New Innovation in HIV Treatment

New Innovation in HIV Treatment

Sam Stone

In the 1980s, the first world was hit with an epidemic primarily ravaging the gay/transgender community. At the time so little was known and so little effort was put in. Princess Diana shaking hands with a HIV positive man was seen as stigma breaking.

Early 90s, late 80s, the first treatment came, able to prolong life in keeping HIV from mutating into AIDS. It was a series of toxic pills that costed thousands of dollars. Decades followed and there became ways on preventing the disease before exposure or shortly after exposure. Nowadays a simple daily pill is enough to live a long and healthy life as HIV positive.

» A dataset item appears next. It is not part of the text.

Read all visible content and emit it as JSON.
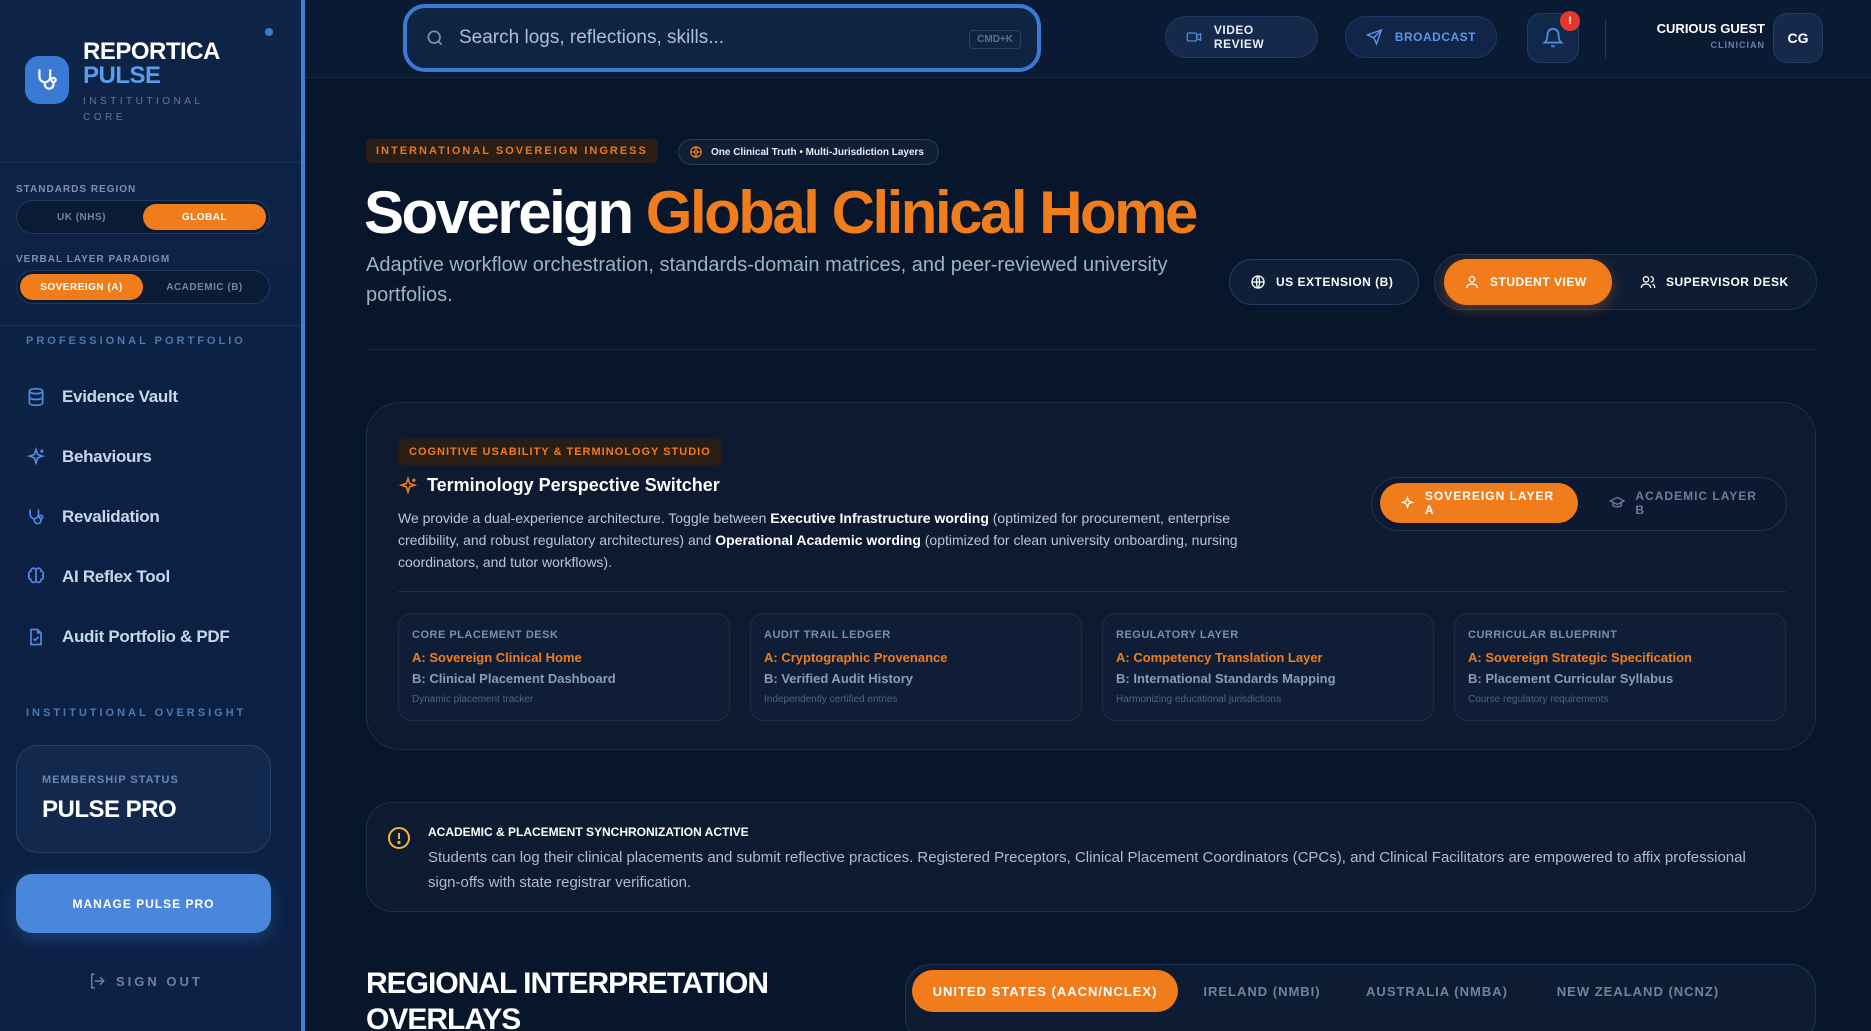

Today, there exists a new innovation. 500 patients begin a trial soon in where they will be swapping their oral pill for a simple regiment of two injections a month. The study is being conducted by Evergreen Health Services and UBMD, both Western health groups that are nationally ranked. The study looks at individuals who have been taking HIV treatment for over a year and have not been diagnosed to have AIDS. They will undergo treatment for 48 weeks and tested to see if their levels have stayed at the same level at which they were originally.

This is of course an innovation as the point is to make treatment easier and more successful. To have a normal life and only worry about a month injection will make life closer to normalcy. One can only hope it proves successful and soon be the norm, putting an accelerated track in making HIV livable and possibly eradicated.